Thank you this is helpful. This device has GPIOs that other devices might want to use for IRQs, so the chip is capable of providing IRQ services to other devices in the system not just itself. This is commonly used where external boosted amps have their IRQs hooked up to the CODEC.
I guess if Mark doesn't mind I think the only internal bit of the device that uses the IRQs is the CODEC driver so I could move the IRQ handling in there, it does seem a little odd to me, but I guess I don't have any problems with it.
Is the objection here the table mapping the register fields that are provided as an IRQ on the device?
I'm referring to this sort of construct:
- CS42L43_IRQ_REG(HP_STARTUP_DONE, MSM),
- CS42L43_IRQ_REG(HP_SHUTDOWN_DONE, MSM),
- CS42L43_IRQ_REG(HSDET_DONE, MSM),
- CS42L43_IRQ_REG(TIPSENSE_UNPLUG_DB, MSM),
- CS42L43_IRQ_REG(TIPSENSE_PLUG_DB, MSM),
- CS42L43_IRQ_REG(RINGSENSE_UNPLUG_DB, MSM),
- CS42L43_IRQ_REG(RINGSENSE_PLUG_DB, MSM),
- CS42L43_IRQ_REG(TIPSENSE_UNPLUG_PDET, MSM),
- CS42L43_IRQ_REG(TIPSENSE_PLUG_PDET, MSM),
- CS42L43_IRQ_REG(RINGSENSE_UNPLUG_PDET, MSM),
- CS42L43_IRQ_REG(RINGSENSE_PLUG_PDET, MSM),
Why isn't this described in firmware tables?
So we probably could do that for device tree systems, but getting this into ACPI I think will be exceedingly difficult, and that is likely the primary market for the device.
Why doesn't it need to be carried as part of the driver?

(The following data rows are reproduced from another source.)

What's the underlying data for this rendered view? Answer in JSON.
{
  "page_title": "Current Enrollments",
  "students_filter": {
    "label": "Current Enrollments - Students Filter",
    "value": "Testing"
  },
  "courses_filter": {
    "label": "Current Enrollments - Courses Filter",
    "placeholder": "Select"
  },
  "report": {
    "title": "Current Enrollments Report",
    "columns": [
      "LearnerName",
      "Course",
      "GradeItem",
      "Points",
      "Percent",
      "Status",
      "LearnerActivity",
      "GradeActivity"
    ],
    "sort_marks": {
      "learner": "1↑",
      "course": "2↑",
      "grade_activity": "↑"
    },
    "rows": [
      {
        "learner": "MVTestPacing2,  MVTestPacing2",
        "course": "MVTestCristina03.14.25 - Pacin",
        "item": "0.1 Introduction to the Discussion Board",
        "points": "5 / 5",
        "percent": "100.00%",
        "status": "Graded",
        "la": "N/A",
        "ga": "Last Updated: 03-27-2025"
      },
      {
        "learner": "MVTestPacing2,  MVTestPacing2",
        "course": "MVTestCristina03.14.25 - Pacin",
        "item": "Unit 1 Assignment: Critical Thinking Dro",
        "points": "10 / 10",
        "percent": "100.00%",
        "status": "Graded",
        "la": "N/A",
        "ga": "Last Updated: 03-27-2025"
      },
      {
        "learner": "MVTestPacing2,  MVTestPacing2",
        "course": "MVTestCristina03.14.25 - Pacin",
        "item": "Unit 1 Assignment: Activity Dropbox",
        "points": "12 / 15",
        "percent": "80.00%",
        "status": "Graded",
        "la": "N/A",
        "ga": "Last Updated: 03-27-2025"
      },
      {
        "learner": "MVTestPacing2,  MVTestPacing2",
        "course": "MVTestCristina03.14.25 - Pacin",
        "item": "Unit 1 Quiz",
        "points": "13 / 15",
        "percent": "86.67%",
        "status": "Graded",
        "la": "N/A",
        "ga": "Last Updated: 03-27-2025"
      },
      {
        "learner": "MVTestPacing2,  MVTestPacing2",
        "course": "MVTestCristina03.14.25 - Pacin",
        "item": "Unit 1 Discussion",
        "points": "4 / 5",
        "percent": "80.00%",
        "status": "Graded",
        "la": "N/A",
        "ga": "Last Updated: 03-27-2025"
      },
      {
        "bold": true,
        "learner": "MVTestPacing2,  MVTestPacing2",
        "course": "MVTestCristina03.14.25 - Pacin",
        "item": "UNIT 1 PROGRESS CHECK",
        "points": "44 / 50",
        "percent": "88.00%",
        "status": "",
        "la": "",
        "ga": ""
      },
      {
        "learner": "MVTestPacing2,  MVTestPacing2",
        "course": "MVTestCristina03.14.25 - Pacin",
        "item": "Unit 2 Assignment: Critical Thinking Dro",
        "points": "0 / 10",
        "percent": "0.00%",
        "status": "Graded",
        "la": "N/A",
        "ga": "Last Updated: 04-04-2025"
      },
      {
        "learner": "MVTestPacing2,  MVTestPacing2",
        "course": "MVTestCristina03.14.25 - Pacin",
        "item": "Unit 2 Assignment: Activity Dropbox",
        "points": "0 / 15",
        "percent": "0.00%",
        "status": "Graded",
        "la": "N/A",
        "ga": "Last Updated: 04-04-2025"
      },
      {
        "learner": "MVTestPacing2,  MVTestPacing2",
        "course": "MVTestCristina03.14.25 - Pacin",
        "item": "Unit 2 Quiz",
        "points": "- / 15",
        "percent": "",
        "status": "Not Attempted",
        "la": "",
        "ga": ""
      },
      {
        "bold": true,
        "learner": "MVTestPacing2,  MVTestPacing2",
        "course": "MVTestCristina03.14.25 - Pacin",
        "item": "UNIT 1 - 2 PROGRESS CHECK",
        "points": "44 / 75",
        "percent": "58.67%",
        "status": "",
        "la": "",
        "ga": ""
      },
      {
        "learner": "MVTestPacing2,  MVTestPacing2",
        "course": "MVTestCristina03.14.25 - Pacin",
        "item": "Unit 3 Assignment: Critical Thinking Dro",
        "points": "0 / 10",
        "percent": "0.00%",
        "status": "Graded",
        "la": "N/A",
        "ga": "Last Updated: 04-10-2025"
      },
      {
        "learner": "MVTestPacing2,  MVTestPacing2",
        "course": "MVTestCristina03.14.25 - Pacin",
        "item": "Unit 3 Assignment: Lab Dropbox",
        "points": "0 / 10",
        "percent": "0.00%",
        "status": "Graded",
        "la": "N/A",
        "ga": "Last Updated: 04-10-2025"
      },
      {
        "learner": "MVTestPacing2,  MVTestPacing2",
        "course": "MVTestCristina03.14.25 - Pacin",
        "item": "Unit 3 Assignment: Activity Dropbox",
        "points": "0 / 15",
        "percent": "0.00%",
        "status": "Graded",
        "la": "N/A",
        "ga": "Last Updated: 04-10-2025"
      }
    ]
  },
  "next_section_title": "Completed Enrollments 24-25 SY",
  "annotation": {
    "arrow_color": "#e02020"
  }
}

Is "CLASS_D_AMP" something an interrupt controller driver should care about?
Ah ok so I think I am starting to understand, if I might paraphrase, your main objection here is that many of the IRQs are fixed purpose signals originating inside the chip itself, rather than external lines that can be hooked up for generic purposes.
I guess most "first class" IRQ controllers have a lot more generic IRQs than they do fixed purpose ones. Where as we only have the 3 GPIOs as generic purpose IRQ lines.